The study provides some useful clinical answers. “It says that continuation of alendronate for 10 years does maintain bone mass and reduces bone remodeling, compared with discontinuation after 5 years,” said Dr. Khosla. Discontinuation did not increase the risk of nonvertebral fractures or x-ray-detected vertebral fractures, but the risk of clinically detected vertebral fractures was significantly increased in those who discontinued therapy after 5 years.

“For many women, stopping alendronate after 5 years for up to 5 more years does not significantly increase fracture risk, but women at high risk of vertebral fractures—such as those who already have a vertebral fracture or those [who might have] very low bone density—may benefit by continuing beyond 5 years.”

Fewer data are available for risedronate. Over 5 years, women on risedronate had continued modest increases in spine bone density, and relative stabilization of femoral-neck bone density, judging from findings from the Vertebral Efficacy With Risedronate Therapy-Multinational (VERT-MN) trial (Bone 2003;32:120–6). Women on placebo had a reduction in femoral-neck bone density and a relative stabilization of spine bone density during the 2-year extension of the trial that originally was designed to run 3 years. During the 2 years of the extension, women on risedronate had more than a 50% reduction in vertebral fractures, compared with women who stopped therapy.

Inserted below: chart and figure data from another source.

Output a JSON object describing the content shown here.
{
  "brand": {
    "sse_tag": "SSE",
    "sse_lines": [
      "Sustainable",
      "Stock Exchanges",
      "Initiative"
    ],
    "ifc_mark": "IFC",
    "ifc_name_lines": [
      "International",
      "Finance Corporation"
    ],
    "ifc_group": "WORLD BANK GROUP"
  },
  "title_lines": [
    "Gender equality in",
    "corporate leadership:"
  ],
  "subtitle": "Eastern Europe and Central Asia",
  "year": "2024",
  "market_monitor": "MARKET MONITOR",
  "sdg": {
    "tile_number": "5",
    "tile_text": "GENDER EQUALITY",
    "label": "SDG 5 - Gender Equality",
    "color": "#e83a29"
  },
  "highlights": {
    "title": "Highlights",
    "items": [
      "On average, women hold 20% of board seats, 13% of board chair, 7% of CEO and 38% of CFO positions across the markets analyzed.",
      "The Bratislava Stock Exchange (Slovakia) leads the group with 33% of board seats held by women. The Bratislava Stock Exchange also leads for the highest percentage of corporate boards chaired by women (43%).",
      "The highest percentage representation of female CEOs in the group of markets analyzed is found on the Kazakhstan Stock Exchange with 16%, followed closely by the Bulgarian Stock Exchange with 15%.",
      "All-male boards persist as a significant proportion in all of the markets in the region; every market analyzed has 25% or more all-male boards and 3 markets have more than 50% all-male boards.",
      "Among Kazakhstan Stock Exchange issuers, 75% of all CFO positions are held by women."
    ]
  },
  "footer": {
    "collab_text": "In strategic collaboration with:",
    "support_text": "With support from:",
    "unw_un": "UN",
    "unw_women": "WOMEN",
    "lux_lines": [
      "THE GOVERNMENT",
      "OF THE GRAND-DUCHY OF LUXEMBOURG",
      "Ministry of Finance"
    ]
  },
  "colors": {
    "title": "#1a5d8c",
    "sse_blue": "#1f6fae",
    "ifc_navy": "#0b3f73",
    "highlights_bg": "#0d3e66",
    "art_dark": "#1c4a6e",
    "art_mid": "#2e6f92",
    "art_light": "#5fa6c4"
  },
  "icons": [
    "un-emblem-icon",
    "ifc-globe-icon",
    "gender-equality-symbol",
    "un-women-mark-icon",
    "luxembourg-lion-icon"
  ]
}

Even fewer data are available for ibandronate. In a 3-year study of almost 3,000 women, the incidence of new vertebral fractures in women on oral daily ibandronate (2.5 mg) was 11%, compared with 6% for women in the placebo group (Bone 2005;37:651–4).

“There are potential concerns with long-term bisphosphonate therapy,” said Dr. Khosla. One important question is whether the continued and potent inhibition of bone turnover could be harmful because of the increased mineralization of bone that has been observed in animal models.

There is also concern about the accumulation of microdamage. “Here, the thought is that because bone constantly needs to repair microcracks and microfractures, if you [inhibit] resorption for long periods of time, these microcracks will accumulate, and you can start to see a paradoxical increase in fractures in various sites because you haven't repaired the skeleton normally,” said Dr. Khosla.

Animal and human studies do show that bisphosphonate-induced inhibition of bone resorption is associated with increased bone mineralization. Increased bone mineralization does increase bone strength, but only up to a point because bone also becomes too stiff.

However, despite the results of animal studies with high doses of bisphosphonates, there is no evidence in humans for increased accumulation of microdamage. “This is a theoretical concern,” said Dr. Khosla.